Track 04 - 2:35 De pronto el recuerdo desapareció – Ella desapareció –, en realidad ya importaba poco. Lo que me preocupaba eran mis oídos porque no conseguía descifrar el origen de la hemorragia. Mi cuerpo había estado sano, mi mente también, ¿qué otra cosa podría ser? Cerré los ojos y sobrevolé momentos, palabras y personas particularmente angustiosas, lejanas y cercanas; pero nada parecía ser merecedor de reacción semejante. Al mismo tiempo, la canción estallaba en una exquisita mezcla de ruidos, distorsión y gritos; y luego, muy despacio, se fue apagando.

Track 05 – 00:00 El mutismo se apoderó de la habitación, de mí. No supe qué hacer. Las gotas escarlatas comenzaron a golpear el suelo. A medida que las contaba, una a una, me preguntaba por ese algo que intentaba escapar de mí, cómo detenerlo o cómo exorcizarlo, porque, ¿saben?, a lo mejor hay un dolor no del todo olvidado. A lo mejor mis oídos no conocen las lágrimas y esta es su forma de llorar.

viernes, 1 de enero de 2010

Insomnio

“La lucha constante contra el insomnio me hizo pensar en soluciones un tanto radicales. Primero quise cambiar de ojos, pero ¿qué tipo de ojos debía buscar?

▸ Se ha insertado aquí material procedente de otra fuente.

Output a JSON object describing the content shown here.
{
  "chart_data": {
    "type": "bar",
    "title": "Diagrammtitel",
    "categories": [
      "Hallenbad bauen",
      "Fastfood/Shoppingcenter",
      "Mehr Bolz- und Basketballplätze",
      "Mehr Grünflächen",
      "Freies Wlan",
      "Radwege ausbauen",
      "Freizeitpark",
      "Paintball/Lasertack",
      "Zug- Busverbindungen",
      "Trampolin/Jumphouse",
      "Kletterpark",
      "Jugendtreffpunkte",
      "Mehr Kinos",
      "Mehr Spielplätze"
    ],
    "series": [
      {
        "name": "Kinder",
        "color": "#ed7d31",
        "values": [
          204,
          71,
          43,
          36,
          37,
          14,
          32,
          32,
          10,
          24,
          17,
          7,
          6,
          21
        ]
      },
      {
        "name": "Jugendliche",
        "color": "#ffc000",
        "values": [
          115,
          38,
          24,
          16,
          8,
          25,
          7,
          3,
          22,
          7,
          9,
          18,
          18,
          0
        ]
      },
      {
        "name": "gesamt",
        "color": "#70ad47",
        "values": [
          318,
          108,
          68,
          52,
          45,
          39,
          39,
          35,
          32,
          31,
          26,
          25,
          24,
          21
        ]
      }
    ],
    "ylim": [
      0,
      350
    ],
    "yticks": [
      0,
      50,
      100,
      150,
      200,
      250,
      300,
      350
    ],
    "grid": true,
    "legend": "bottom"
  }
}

Se me ocurrió que los de un niño o los de un viejo serían los más adecuados; cualquiera de ellos se duerme fácilmente.
Tras innumerables esfuerzos, averiguaciones y tratos clandestinos, pude entonces conseguir unas perlas jóvenes que encajaron muy bien en mi rostro. Sin embargo, a través de esos ojos todo me pareció colorido, demasiado colorido, y no estaba dispuesto a cambiar unas horas de plácido sueño por la visión constante de un mundo policromo en exceso y nauseabundo en cierta medida. De tal manera, opté por la segunda alternativa: unos ojos de anciano. Sin duda alguna fueron más fáciles de conseguir, incluso la variedad era mayor; pero mi elección no fue la más adecuada. La capa vidriosa que los recubría apenas si dejaba atravesar la luz, sólo distinguía formas, ni un solo detalle. Tampoco estaba dispuesto a convivir con una leve ceguera que probablemente se iría acentuando de manera progresiva. Retorné a mis ojos primeros. Tan solo quería dormir.

”Luego pensé en cambiar de lecho. Creí que yacer desnudo sobre enormes hojas de plantas verdes y rojas sería una invitación a las deidades del sueño, no fue así. Me acosté sobre arena, sobre suelos húmedos y tibios, sobre superficies acolchadas de todo tipo, sobre piel; nada funcionó.

”También intenté aliarme con el cansancio, suponía que una mente y un cuerpo exhaustos recibirían al sueño como a un hijo pródigo. Así, ocupaba días y noches enteras en rutinas agotadoras y sudorosas, en escribir cientos de palabras sin sentido sobre los espacios vacíos del periódico, en hablar con mi sombra y cantarle canciones que yo mismo inventaba. Pero los resultados siempre eran los mismos: músculos extenuados, manos rígidas, cerebro palpitante, garganta seca y adolorida… sueño ausente. Tan sólo quería dormir.

”Intoxiqué mi cuerpo de diversas maneras, conocidas y ocultas, legales e ilegales, reconfortantes y desgarradoras, pero todas tenían en común la frustración que generaban como efecto secundario; en cuanto al primario, sólo importa que no era el sueño.

”Ansío, necesito la inconsciencia; pero se escurre entre mis dedos cuando creo palparla, cuando está tan cerca que puedo olerla, cuando aparentemente la he atrapado por la cintura para poseerla, para que me posea. No sé qué más hacer, este insomnio perenne del que soy víctima me está conduciendo a una segura pérdida de la cordura, por eso recurro a ti.


” ¡Ayúdame! No dejes de observarme. Contempla el monstruo en el que me has convertido.”